Anna Holmes Gets It, and a Few Random Thoughts on the Uses and Abuses of E-books

Here’s an excerpt from “How do e-books change the reading experience?”:

Physical, paperbound books provide a sense memory that has informed so many of my most important encounters with storytelling: sight, smell and touch, yes, but also the experience of anticipation, progress and accomplishment. Not to mention recollection. To call to mind a certain Toni Morrison book has as much to do with the care she took in crafting it as the physical sensation of reading it. Twenty-five years after I first read “Song of Solomon,” I still remember the exact location of a particularly devastating, gorgeous passage about the emotional violence inflicted by Macon Dead on his wife and daughters. (It was situated toward the beginning of the novel, at the bottom of a left-facing page.)
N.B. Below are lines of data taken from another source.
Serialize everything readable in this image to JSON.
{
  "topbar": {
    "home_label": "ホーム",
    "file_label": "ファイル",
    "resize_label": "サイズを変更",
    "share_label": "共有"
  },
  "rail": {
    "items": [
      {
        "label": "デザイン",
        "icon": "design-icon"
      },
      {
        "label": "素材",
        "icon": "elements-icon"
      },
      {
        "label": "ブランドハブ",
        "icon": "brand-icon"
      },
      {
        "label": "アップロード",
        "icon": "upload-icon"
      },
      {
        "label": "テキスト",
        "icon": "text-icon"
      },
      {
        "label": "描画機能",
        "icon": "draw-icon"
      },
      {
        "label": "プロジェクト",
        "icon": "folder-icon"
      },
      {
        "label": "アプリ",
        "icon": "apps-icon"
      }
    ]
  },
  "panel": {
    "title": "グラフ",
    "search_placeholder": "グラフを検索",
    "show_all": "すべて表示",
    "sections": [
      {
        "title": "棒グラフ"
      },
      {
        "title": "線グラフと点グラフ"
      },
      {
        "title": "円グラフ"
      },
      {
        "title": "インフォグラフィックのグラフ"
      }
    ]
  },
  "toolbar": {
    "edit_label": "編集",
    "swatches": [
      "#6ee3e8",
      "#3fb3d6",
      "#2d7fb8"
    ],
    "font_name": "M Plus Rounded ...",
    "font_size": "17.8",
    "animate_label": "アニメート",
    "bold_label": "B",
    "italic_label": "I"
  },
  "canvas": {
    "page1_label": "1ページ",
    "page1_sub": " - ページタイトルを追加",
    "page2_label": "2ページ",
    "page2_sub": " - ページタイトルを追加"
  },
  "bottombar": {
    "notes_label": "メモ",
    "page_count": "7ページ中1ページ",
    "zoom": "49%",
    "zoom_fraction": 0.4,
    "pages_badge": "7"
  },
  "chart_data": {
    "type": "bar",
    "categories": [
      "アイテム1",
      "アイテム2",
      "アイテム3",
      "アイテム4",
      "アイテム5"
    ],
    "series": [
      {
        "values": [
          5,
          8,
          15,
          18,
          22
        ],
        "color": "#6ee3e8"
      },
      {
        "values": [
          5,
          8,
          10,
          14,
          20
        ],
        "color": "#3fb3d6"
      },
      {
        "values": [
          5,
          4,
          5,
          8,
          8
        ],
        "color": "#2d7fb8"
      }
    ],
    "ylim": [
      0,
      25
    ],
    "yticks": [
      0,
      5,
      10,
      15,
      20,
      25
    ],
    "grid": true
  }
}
Lastly, I feel a certain disappointment in the electronic format’s performative limitations. Anyone who owns and enjoys books understands that the volumes we keep on our shelves — and in our hands on a busy subway — tell several stories. There’s the author’s story, which is the actual text; there’s the publisher’s story, which has to do with the choice of format and design; and, finally, there’s the reader’s story — what a particular book telegraphs about one’s education and tastes. Who or what we choose to read can be as telling as the clothes we wear, and an e-book feels like a detail withheld, even a secret kept. (This is not necessarily a bad thing, and it probably explains why the three books I own about dealing with a loved one’s alcoholism are on my Kindle, not my bookshelf.) Unlike the shopworn cover of an early paperback edition of “Native Son” or the crisp jacket on the latest Donna Tartt, Kindles and Nooks tell others little to nothing about their owners, except that they enjoy a certain amount of disposable income.

At the very least, physical books provide a convenient and visible distraction: What else are wallflowers at pretentious cocktail parties supposed to busy themselves with? Oh, right: their iPhones.
 http://www.nytimes.com/2014/01/05/books/…

An astonishing number of comments come from readers with disabilities.  Here’s a particularly moving example:

My left hand remains very balky after a small stroke two years ago. It seemed for a while that my leisure activity of choice was a thing of the past: page turning became a real chore and it was nearly impossible to keep a book in my hands for more than a minute before it landed on the floor. Enter Kindle rigged with a Velcro strap. I flip pages with my thumb and have no trouble keeping “my book” at the perfect reading angle. It is lighter than almost any book available in “dead tree” format and even my old Kindle is visually sharp. I understand the appeal of paper books but find the objections to e-readers irrelevant.

Does anyone else have the feeling, with an e-reader, that you are being turned into a revenue stream for Amazon?  Not that that isn’t also true of print books as well.  An additional concern is the proliferation of books on Amazon like the one linked to the url below. It is nothing more than a 20 page research paper, with sources like wikipedia, put together in a day or two.  I made the mistake of purchasing it.
 http://www.amazon.com/The-Real-Life-Mary…

Finally, on two occasions, Amazon has sold e-book versions of The Annotated Peter Pan, unauthorized copies made and sold on Amazon until I wrote in to ask to have them removed (and they were).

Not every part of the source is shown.